Une quatrième stratégie consiste à refuser de payer la dette, comme le firent les bolcheviques lorsqu’ils prirent le pouvoir en Russie. Pour Robert Freeman, cette option est « plus proche que ne l’imaginent la plupart des citoyens américains ».En effet, un part significative du déficit concerne le financement de la Sécurité sociale dont la privatisation devrait être l’une des priorités de Bush s’il remportait les élections de 2004.
Mais c’est une cinquième stratégie que l’administration Bush semble avoir résolument adopté. « En définitive, il reste le pillage, explique Robert Freeman.

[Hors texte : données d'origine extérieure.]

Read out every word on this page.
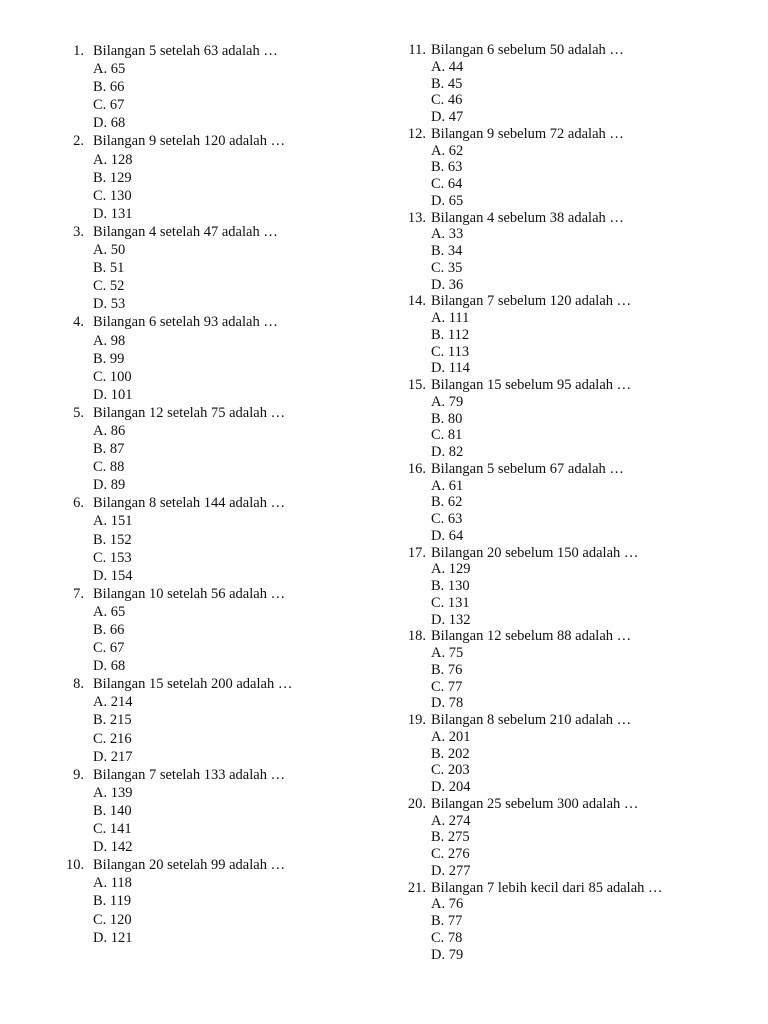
1. Bilangan 5 setelah 63 adalah …
A. 65
B. 66
C. 67
D. 68
2. Bilangan 9 setelah 120 adalah …
A. 128
B. 129
C. 130
D. 131
3. Bilangan 4 setelah 47 adalah …
A. 50
B. 51
C. 52
D. 53
4. Bilangan 6 setelah 93 adalah …
A. 98
B. 99
C. 100
D. 101
5. Bilangan 12 setelah 75 adalah …
A. 86
B. 87
C. 88
D. 89
6. Bilangan 8 setelah 144 adalah …
A. 151
B. 152
C. 153
D. 154
7. Bilangan 10 setelah 56 adalah …
A. 65
B. 66
C. 67
D. 68
8. Bilangan 15 setelah 200 adalah …
A. 214
B. 215
C. 216
D. 217
9. Bilangan 7 setelah 133 adalah …
A. 139
B. 140
C. 141
D. 142
10. Bilangan 20 setelah 99 adalah …
A. 118
B. 119
C. 120
D. 121
11. Bilangan 6 sebelum 50 adalah …
A. 44
B. 45
C. 46
D. 47
12. Bilangan 9 sebelum 72 adalah …
A. 62
B. 63
C. 64
D. 65
13. Bilangan 4 sebelum 38 adalah …
A. 33
B. 34
C. 35
D. 36
14. Bilangan 7 sebelum 120 adalah …
A. 111
B. 112
C. 113
D. 114
15. Bilangan 15 sebelum 95 adalah …
A. 79
B. 80
C. 81
D. 82
16. Bilangan 5 sebelum 67 adalah …
A. 61
B. 62
C. 63
D. 64
17. Bilangan 20 sebelum 150 adalah …
A. 129
B. 130
C. 131
D. 132
18. Bilangan 12 sebelum 88 adalah …
A. 75
B. 76
C. 77
D. 78
19. Bilangan 8 sebelum 210 adalah …
A. 201
B. 202
C. 203
D. 204
20. Bilangan 25 sebelum 300 adalah …
A. 274
B. 275
C. 276
D. 277
21. Bilangan 7 lebih kecil dari 85 adalah …
A. 76
B. 77
C. 78
D. 79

Quand le remboursement de la dette d’une nation devient si important qu’il devient impossible de rassurer les créanciers, elle doit chercher une certaine source de richesse, n’importe quelle source ». Les États-Unis n’ont choisi d’attaquer l’Irak, ni parce que Saddam Hussein possédait des armes des destruction massive, ni pour instaurer la démocratie. L’objectif était de prendre le contrôle du pétrole, ou plutôt du marché international du pétrole.
Une croissance liée aux dépenses militaires
Les faits confirment l’analyse de Robert Freeman : sous l’administration Bush, l’économie des États-Unis a été orientée vers la guerre et la conquête.
L’administration a légitimé l’augmentation du déficit budgétaire par la nécessité de mener la guerre au terrorisme. Cette justification a aussi permis de déplacer les budgets des infrastructures sociales aux investissements pour la guerre. Les dépenses de défenses sont passées de 3,1 % du PIB en 2001, à 3,4 % en 2002 et à 3,5 % en 2003.
La croissance de ces dépenses publiques a profité aux entreprises privées d’armement. Ainsi, Northrop Grumman a connu une hausse de 57 % de ses ventes entre 2002 et 2003 et est passé d’une perte à un bénéfice net. La division de défense de Boeing a accumulé un bénéfice d’exploitation en hausse de 38 %. Le chiffre d’affaires de Lockheed Martin, numéro un mondial de la défense, a augmenté de 23 %, tandis que sa division aéronautique voyait ses ventes augmenter de 60 %.
Mais d’après Robert Pollin, professeur d’économie à l’université du Massachusetts, les dépenses pour la main d’œuvre et les armements sont restées relativement faible. La part du lion est revenue à Halliburton, Bechtel et quelques autres groupes privés liés à l’administration Bush.
Ainsi, la croissance tant applaudie par les analystes touche principalement les investissements liés à la guerre. Pendant le deuxième trimestre 2003, en pleine guerre contre l’Irak, environ 60 % du taux de croissance étaient attribuables aux dépenses militaires. [3]
Du refus de signer le Traité d’Ottawa sur l’interdiction des mines antipersonnel, à la guerre contre l’Irak, en passant par le projet militaire titanesque de « guerre des étoiles » et la mise en place d’une guerre perpétuelle au terrorisme, tout indique la nouvelle orientation économique des États-Unis tournée vers la guerre et la conquête.
Au siècle dernier la reconversion d’une économie de guerre en économie de paix était extrêmement difficile. La transformation d’une industrie à usage militaire était délicate. Aujourd’hui, la sophistication des armements la rend impossible. L’orientation économique prise par l’administration Bush est donc sans retour. La guerre est pour les États-Unis la condition de sa survie économique.
[1] « I.M.F. Says U.S. Debts Threaten World Economy »par Elizabeth Becker et Edmund L. Andrews, New York Times (États-Unis), 8 janvier 2004.
[2] « How Will Bush Deal With the Deficits ? Connecting the Dots to Iraq », par Robert Freeman, CommonDreams.org, 5 janvier 2004.
[3] « How the War Machine is Driving the US Economy », par Andrew Gumbel, The Independent (Royaume Uni), 6 janvier 2004.